Raderach () was the World War II location of Prüffeld-Anlage Raderach, a V-2 rocket test facility code named "Porcelain Factory" ().  Raderach testing ensured V-2 turbopumps did not overpressure combustion chambers (there was no controller) and was planned for rocket motors to be installed by the nearby Zeppelin Works () as part of the Eastern Works (V-2 facilities in the Vienna-Freidrichshafen area).  Firings were visible in Switzerland across Lake Constance and testing ended shortly after the facility began operation.
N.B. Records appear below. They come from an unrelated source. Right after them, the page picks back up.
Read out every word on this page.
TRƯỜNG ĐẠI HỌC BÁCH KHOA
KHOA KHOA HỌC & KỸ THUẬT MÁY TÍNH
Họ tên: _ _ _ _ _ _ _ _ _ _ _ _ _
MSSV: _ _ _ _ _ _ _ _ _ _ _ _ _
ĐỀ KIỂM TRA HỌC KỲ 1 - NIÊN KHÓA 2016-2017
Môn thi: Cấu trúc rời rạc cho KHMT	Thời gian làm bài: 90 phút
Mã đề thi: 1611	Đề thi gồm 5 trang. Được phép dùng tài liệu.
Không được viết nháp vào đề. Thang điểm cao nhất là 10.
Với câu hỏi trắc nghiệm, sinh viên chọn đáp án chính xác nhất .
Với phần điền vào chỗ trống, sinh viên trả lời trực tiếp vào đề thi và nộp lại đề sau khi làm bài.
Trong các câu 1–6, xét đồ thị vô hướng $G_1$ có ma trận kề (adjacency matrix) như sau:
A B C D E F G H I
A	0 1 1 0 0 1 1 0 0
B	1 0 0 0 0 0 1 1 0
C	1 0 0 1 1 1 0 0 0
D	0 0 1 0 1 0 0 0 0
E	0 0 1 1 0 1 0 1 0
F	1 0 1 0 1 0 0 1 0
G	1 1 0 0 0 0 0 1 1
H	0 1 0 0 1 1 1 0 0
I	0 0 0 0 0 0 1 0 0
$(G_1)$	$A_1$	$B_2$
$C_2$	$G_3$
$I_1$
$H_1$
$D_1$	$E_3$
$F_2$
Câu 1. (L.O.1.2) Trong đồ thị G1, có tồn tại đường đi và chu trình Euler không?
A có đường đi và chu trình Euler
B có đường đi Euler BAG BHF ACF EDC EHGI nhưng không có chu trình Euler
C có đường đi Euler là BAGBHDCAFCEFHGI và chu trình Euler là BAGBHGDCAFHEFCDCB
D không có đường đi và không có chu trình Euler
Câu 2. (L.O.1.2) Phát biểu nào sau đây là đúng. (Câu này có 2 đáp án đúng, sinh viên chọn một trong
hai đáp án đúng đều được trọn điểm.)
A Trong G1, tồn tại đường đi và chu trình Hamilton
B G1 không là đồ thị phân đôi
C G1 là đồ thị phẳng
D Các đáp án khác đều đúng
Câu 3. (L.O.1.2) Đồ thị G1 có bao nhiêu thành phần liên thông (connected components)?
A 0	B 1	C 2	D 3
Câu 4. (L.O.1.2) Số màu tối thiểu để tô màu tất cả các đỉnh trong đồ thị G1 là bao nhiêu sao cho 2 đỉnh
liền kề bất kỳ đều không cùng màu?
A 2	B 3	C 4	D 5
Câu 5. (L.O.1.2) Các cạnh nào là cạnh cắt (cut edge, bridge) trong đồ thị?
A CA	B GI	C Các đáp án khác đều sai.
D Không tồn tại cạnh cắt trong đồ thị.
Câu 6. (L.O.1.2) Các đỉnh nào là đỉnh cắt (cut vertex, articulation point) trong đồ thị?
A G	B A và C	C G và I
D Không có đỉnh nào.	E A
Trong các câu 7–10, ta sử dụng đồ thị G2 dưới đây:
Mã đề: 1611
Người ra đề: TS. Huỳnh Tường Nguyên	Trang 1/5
The first design sketches for the Raderach facility were prepared by Bernhard Tessmann of the Peenemünde Army Research Center, and Captain König was the military representative at Raderach.  By mid-1942, the German Army had started construction of the Raderach motor test stand, and a nearby liquid oxygen (A-stoff) plant produced up to 900 tons/month.  On July 25, 1943, British V-2 intelligence reported that aerial photographic reconnaissance of Friedrichshafen depicted rocket firing sites like those at the Peenemünde Army Research Center.  On August 3, 1944, the test facility and the ZF Friedrichshafen at Friedrichshafen were bombed.  The 461st Bombardment Group's primary target was the "Raderach Chemical Works", and the Zahnradfabrik () secondary target was also bombed.  The 485th Bombardment Group attacked the "Ober chemical works" on August 16.